When the S550 Ford Mustang was first released for the 2015 model year, it came with the 50th Anniversary edition trim (but technically the original Mustang was a ’64 1/2 model year). So we could very well see the S650 Ford Mustang coming with some kind of celebration of 60 years of the beloved muscle car at its launch. Moreover, speculation is that the reborn icon will debut on April 17, the day the original Mustang was revealed at the 1964 New York World’s Fair. It would be fitting, and very apropos for Ford to do, as the brand likes to tie in major milestones with its vehicles. Especially icons such as the Mustang and Bronco. The timeline also lines up well with the 2023 New York Auto Show, which takes place April 7-16 of next year.
Expected for the 2024 model year, the S650 Ford Mustang is well on its way through the development stage as we have recently seen a group of pony cars at the top of a mountain altitude testing. As MC&T first reported last fall, the 2024 Ford Mustang will utilize a revised version of the current model’s S550 architecture, and is being internally referred to as the S650 platform. Think of it as an evolutionary muscle car, rather than revolutionary. That being the case, the S650 Mustang will be the last V8 muscle car standing by the end of the decade.
S650 Ford Mustang: Additional Details
As for the S650 Mustang powertrain, we can expect a 2.3L EcoBoost turbo four and 5.0L Coyote V8 at launch, the same as what we currently see. A higher-performance model is also expected for the 2024 model year Mustang, and could be anything from a new Mach 1 to a reborn Boss 302.
Following the 2024 model year, a Shelby GT500 is expected to return, while an eventual refresh could usher in some hybridization for the Mustang.
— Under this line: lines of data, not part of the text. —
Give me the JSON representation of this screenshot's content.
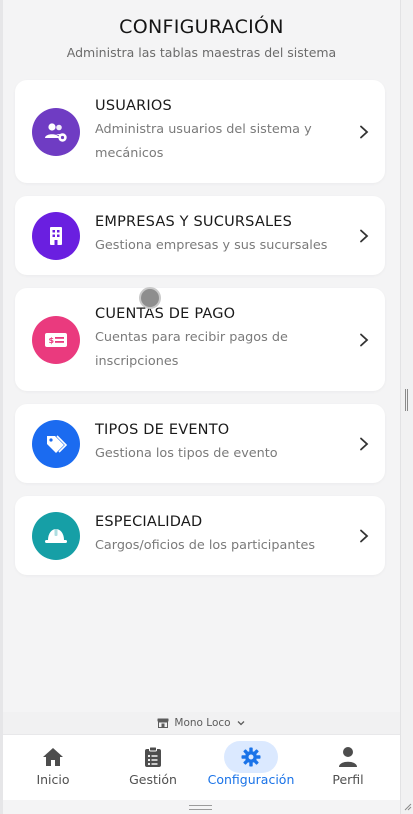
{
  "header": {
    "title": "CONFIGURACIÓN",
    "subtitle": "Administra las tablas maestras del sistema"
  },
  "cards": [
    {
      "title": "USUARIOS",
      "description_line1": "Administra usuarios del sistema y",
      "description_line2": "mecánicos",
      "icon": "users-gear-icon",
      "color": "#6f3cc3"
    },
    {
      "title": "EMPRESAS Y SUCURSALES",
      "description_line1": "Gestiona empresas y sus sucursales",
      "icon": "building-icon",
      "color": "#6a1fe0"
    },
    {
      "title": "CUENTAS DE PAGO",
      "description_line1": "Cuentas para recibir pagos de",
      "description_line2": "inscripciones",
      "icon": "money-card-icon",
      "color": "#ea3a7e"
    },
    {
      "title": "TIPOS DE EVENTO",
      "description_line1": "Gestiona los tipos de evento",
      "icon": "tags-icon",
      "color": "#1b6bf0"
    },
    {
      "title": "ESPECIALIDAD",
      "description_line1": "Cargos/oficios de los participantes",
      "icon": "hard-hat-icon",
      "color": "#169fa6"
    }
  ],
  "tenant": {
    "name": "Mono Loco",
    "icon": "store-icon"
  },
  "tabs": [
    {
      "label": "Inicio",
      "icon": "home-icon",
      "active": false
    },
    {
      "label": "Gestión",
      "icon": "clipboard-list-icon",
      "active": false
    },
    {
      "label": "Configuración",
      "icon": "gear-icon",
      "active": true
    },
    {
      "label": "Perfil",
      "icon": "user-icon",
      "active": false
    }
  ],
  "colors": {
    "accent": "#1a73e8",
    "active_tab_bg": "#dbe9ff",
    "background": "#f4f4f5"
  }
}
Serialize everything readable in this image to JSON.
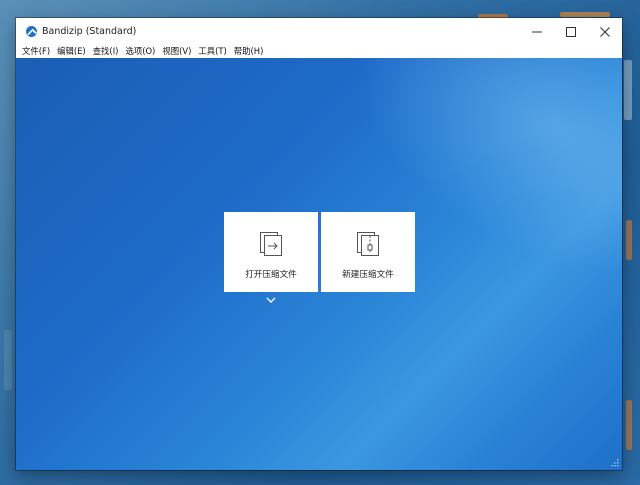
{
  "window": {
    "title": "Bandizip (Standard)",
    "icon": "bandizip-logo-icon"
  },
  "window_controls": {
    "minimize": "minimize-icon",
    "maximize": "maximize-icon",
    "close": "close-icon"
  },
  "menu": {
    "items": [
      {
        "label": "文件(F)"
      },
      {
        "label": "编辑(E)"
      },
      {
        "label": "查找(I)"
      },
      {
        "label": "选项(O)"
      },
      {
        "label": "视图(V)"
      },
      {
        "label": "工具(T)"
      },
      {
        "label": "帮助(H)"
      }
    ]
  },
  "actions": {
    "open_archive": {
      "label": "打开压缩文件",
      "icon": "open-archive-icon"
    },
    "new_archive": {
      "label": "新建压缩文件",
      "icon": "new-archive-icon"
    },
    "more": {
      "icon": "chevron-down-icon"
    }
  },
  "colors": {
    "background_start": "#1b5eb4",
    "background_end": "#3c97e0",
    "tile": "#ffffff",
    "logo": "#1e6fd0"
  }
}
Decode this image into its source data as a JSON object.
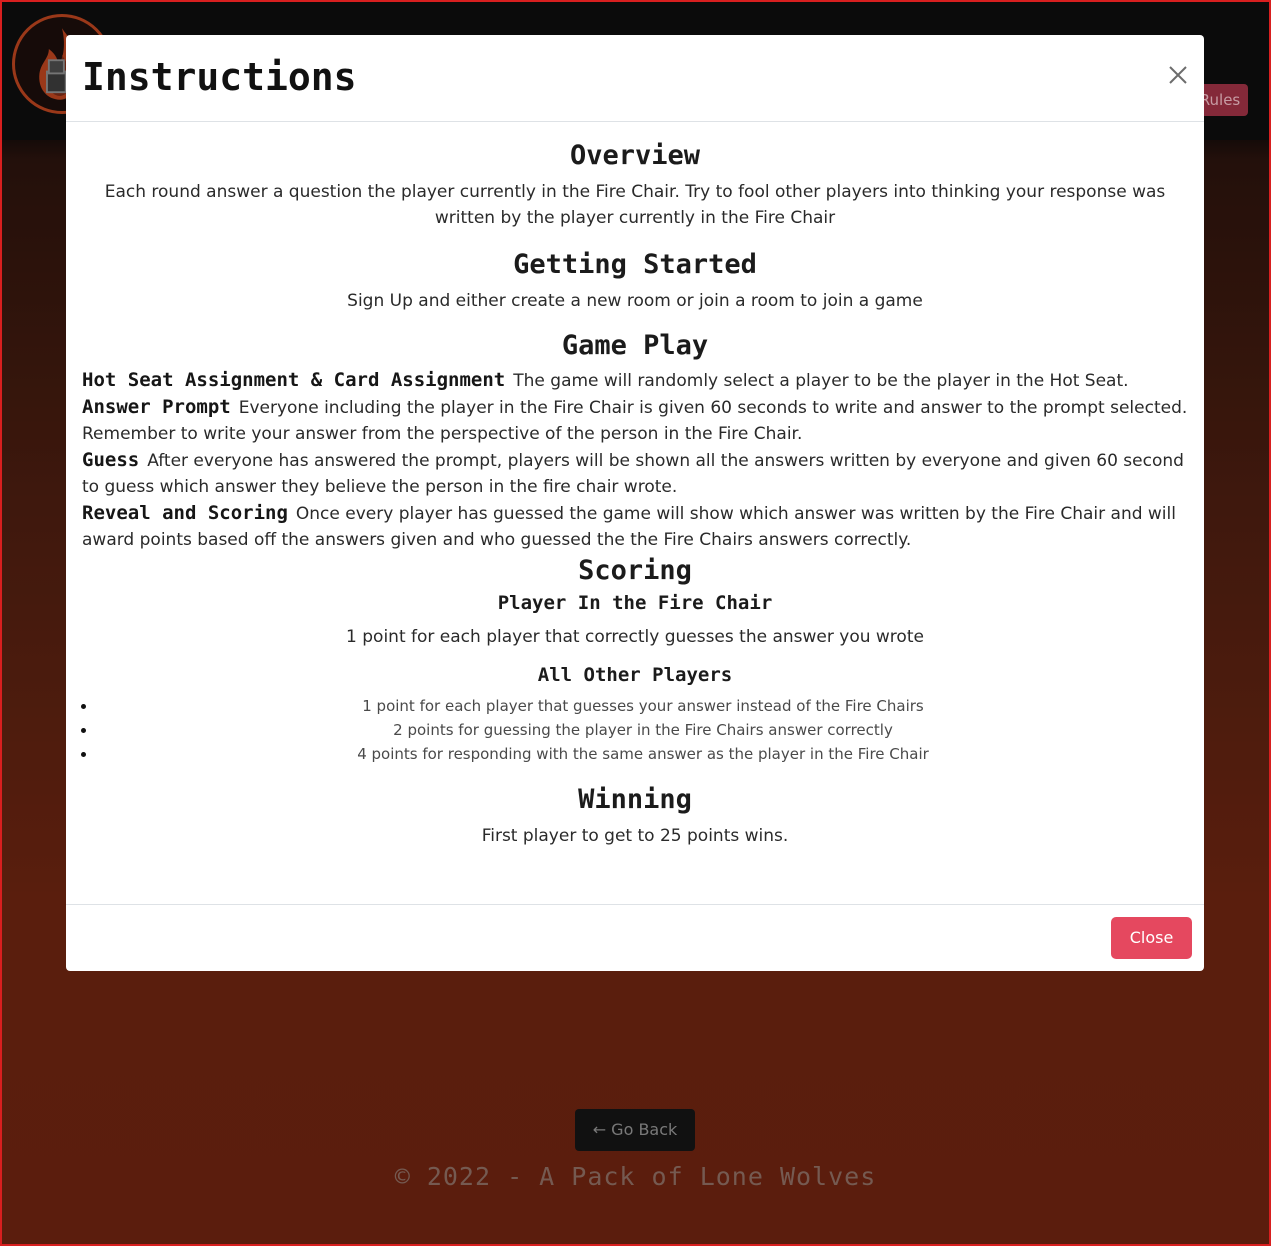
{
  "navbar": {
    "rules_label": "Rules"
  },
  "modal": {
    "title": "Instructions",
    "overview": {
      "heading": "Overview",
      "text": "Each round answer a question the player currently in the Fire Chair. Try to fool other players into thinking your response was written by the player currently in the Fire Chair"
    },
    "getting_started": {
      "heading": "Getting Started",
      "text": "Sign Up and either create a new room or join a room to join a game"
    },
    "game_play": {
      "heading": "Game Play",
      "items": [
        {
          "term": "Hot Seat Assignment & Card Assignment",
          "text": "The game will randomly select a player to be the player in the Hot Seat."
        },
        {
          "term": "Answer Prompt",
          "text": "Everyone including the player in the Fire Chair is given 60 seconds to write and answer to the prompt selected. Remember to write your answer from the perspective of the person in the Fire Chair."
        },
        {
          "term": "Guess",
          "text": "After everyone has answered the prompt, players will be shown all the answers written by everyone and given 60 second to guess which answer they believe the person in the fire chair wrote."
        },
        {
          "term": "Reveal and Scoring",
          "text": "Once every player has guessed the game will show which answer was written by the Fire Chair and will award points based off the answers given and who guessed the the Fire Chairs answers correctly."
        }
      ]
    },
    "scoring": {
      "heading": "Scoring",
      "fire_chair_heading": "Player In the Fire Chair",
      "fire_chair_text": "1 point for each player that correctly guesses the answer you wrote",
      "others_heading": "All Other Players",
      "others_items": [
        "1 point for each player that guesses your answer instead of the Fire Chairs",
        "2 points for guessing the player in the Fire Chairs answer correctly",
        "4 points for responding with the same answer as the player in the Fire Chair"
      ]
    },
    "winning": {
      "heading": "Winning",
      "text": "First player to get to 25 points wins."
    },
    "close_label": "Close"
  },
  "page": {
    "go_back_label": "← Go Back",
    "footer": "© 2022 - A Pack of Lone Wolves"
  },
  "colors": {
    "accent": "#e5485f",
    "brand": "#b5421e"
  }
}
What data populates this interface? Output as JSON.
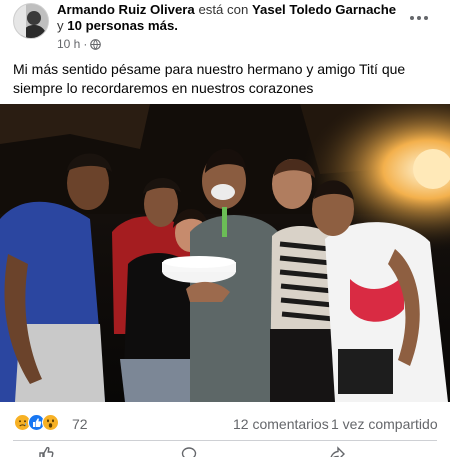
{
  "post": {
    "author": "Armando Ruiz Olivera",
    "with_text": "está con",
    "tagged_person": "Yasel Toledo Garnache",
    "and_text": "y",
    "others": "10 personas más.",
    "time": "10 h",
    "privacy_icon": "globe-icon",
    "more_icon": "more-options-icon",
    "text": "Mi más sentido pésame para nuestro hermano y amigo Tití que siempre lo recordaremos en nuestros corazones"
  },
  "photo": {
    "icon": "photo-group-image"
  },
  "stats": {
    "reactions": [
      "sad",
      "like",
      "wow"
    ],
    "reaction_count": "72",
    "comments": "12 comentarios",
    "shares": "1 vez compartido"
  },
  "colors": {
    "like": "#1877f2",
    "sad": "#f7b125",
    "wow": "#f7b125",
    "secondary_text": "#65676b",
    "divider": "#ced0d4"
  }
}
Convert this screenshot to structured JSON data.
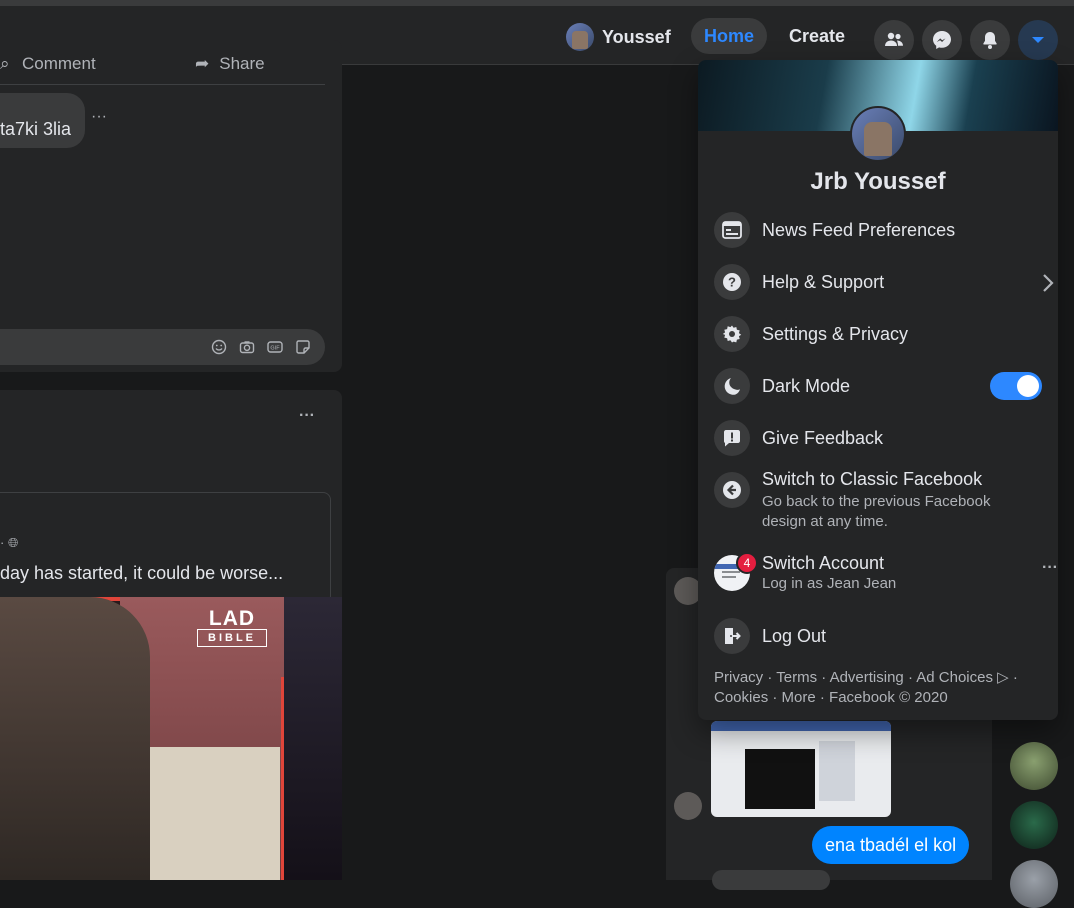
{
  "topbar": {
    "profile_name": "Youssef",
    "home_label": "Home",
    "create_label": "Create"
  },
  "feed": {
    "action_comment": "Comment",
    "action_share": "Share",
    "comment_text": "ta7ki 3lia",
    "comment_more": "···",
    "post_more": "···",
    "shared_text": "day has started, it could be worse...",
    "video_watermark_top": "LAD",
    "video_watermark_bottom": "BIBLE"
  },
  "menu": {
    "user_name": "Jrb Youssef",
    "items": [
      {
        "label": "News Feed Preferences",
        "icon": "news-feed-icon"
      },
      {
        "label": "Help & Support",
        "icon": "help-icon"
      },
      {
        "label": "Settings & Privacy",
        "icon": "gear-icon"
      },
      {
        "label": "Dark Mode",
        "icon": "moon-icon"
      },
      {
        "label": "Give Feedback",
        "icon": "feedback-icon"
      },
      {
        "label": "Switch to Classic Facebook",
        "sub": "Go back to the previous Facebook design at any time.",
        "icon": "back-arrow-icon"
      },
      {
        "label": "Switch Account",
        "sub": "Log in as Jean Jean",
        "icon": "account-thumb",
        "badge": "4"
      },
      {
        "label": "Log Out",
        "icon": "logout-icon"
      }
    ],
    "dark_mode_on": true,
    "footer": "Privacy · Terms · Advertising · Ad Choices ▷ · Cookies · More · Facebook © 2020"
  },
  "chat": {
    "message": "ena tbadél el kol"
  },
  "colors": {
    "accent": "#2d88ff",
    "background": "#18191a",
    "surface": "#242526",
    "badge": "#e41e3f"
  }
}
Additionally, several patent filings suggest that Ford may introduce fun technology such as remote controlled engine-revving with the S650 Mustang, as well.
The S650 Ford Mustang will have a long lifecycle of eight years or so, similar to the S550 generation. After that, reports have already indicated that the Mustang will become electric by 2030. While that seems like an incredibly long way away, the clock is constantly ticking, and it will be here before we all know it. We’re hopeful that hydrogen combustion pans out by then, which could solve many problems that electric cars are currently facing, specifically with recharging times. Ford Motor Company, General Motors, and Stellantis are all messing with the technology, so it could very well happen.